Earlier on this particular evening he had sat in the auditorium at Texas Christian listening to Kissin. From time to time his left hand, fingers tensely splayed, would grasp his knee in a kind of kinetic response. At the end of a passage that moved him, he would sigh. And after the third in a group of four of Liszt's "Transcendental Etudes," he broke tradition, clapping and roaring his approval before the final etude.

It turns out that Cliburn had once tried to prepare that same difficult etude, but he was never satisfied with his playing. Hearing Kissin's rendition it inspired his spontaneous and very vocal glee.

"For me to sit back and experience that kind of artistry," he says, in part explaining how he could take a sabbatical from his career, "is to luxuriate in the music in ways impossible when you're the performer. As a child, my parents insisted I learn how to serve the table. `You cannot appreciate being served unless you know how to do it yourself,' they would tell me.

"Well, that's what my appreciation was all about - this fabulous virtuoso serving me, allowing me to bathe in the musical illusions he had taken such pains to create. Mother and Dad used to tell me not to waste a fingernail on jealousy. To enjoy, instead, all that others can offer and look deep in myself for what is unique there. Not be influenced by what is popular."

Certainly, interrupting his career was not a popular move. In 1974, after the death of his father, a director of Rildia Bee Cliburn's family oil business, he stopped accepting any new bookings. Within four years, his retirement was accomplished.

"It was the most natural thing in the world for me to do," he now says, deftly holding a cigarette behind his back. "I didn't need to be in public view as a reason for being. There's so much living to do and so many places my heart ached to be besides the stage. When a friend in New York would call me and describe Nilsson in `Salome,' I got sick over missing it, although when Tebaldi sang her last five performances - `Butterfly' - at the Met I kept leaving the road and flying in to be there."

After 20 years of touring, he and his mother initially lived in 14 rooms at the Salisbury Hotel on West 57th Street in New York. But finally, in 1987, they returned to Texas.

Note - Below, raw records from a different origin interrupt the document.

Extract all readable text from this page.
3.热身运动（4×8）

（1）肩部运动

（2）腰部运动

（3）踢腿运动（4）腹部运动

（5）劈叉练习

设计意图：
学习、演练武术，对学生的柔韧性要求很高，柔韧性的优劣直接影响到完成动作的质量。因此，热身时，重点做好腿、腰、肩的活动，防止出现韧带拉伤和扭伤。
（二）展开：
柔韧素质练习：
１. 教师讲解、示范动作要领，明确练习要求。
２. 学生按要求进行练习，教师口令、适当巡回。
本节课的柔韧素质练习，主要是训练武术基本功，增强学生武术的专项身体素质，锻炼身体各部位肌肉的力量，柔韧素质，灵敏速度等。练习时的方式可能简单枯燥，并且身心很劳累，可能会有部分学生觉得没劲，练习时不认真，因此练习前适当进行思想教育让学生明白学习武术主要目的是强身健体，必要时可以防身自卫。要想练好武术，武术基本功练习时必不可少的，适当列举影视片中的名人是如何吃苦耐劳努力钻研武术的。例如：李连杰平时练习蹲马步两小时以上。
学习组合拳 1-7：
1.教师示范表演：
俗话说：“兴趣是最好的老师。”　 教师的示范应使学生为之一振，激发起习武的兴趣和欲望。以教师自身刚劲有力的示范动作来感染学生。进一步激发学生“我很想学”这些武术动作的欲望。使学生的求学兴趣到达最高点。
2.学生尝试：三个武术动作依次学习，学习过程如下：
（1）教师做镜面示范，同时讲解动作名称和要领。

Cliburn bought the Tudor mansion and its 18 acres in Fort Worth, "where so many of our friends, so many heart attachments are," he says. "You cannot know how good it feels to be like other people and say, `Yes, I can be there for dinner.' And to know that turnip greens and pot roast are just around the corner."

He seems almost suspended in a state of almost-boyish buoyancy and bonhomie. "I do everything from the heart," he says, "from personal conviction. If you try to find love by charting a course, you'll never find it. Everyone at Juilliard scoffed when I chose to play unfashionable Liszt or even Tchaikovsky and Rachmaninoff. And you can't imagine how they teased and ridiculed me for always beginning a performance with the national anthem."

He continues to play the national anthem at all of his performances. And he remembers his parents' advice: "Forget about everything you've left at home when you're somewhere else, and enjoy what's there. Just remember how to get home."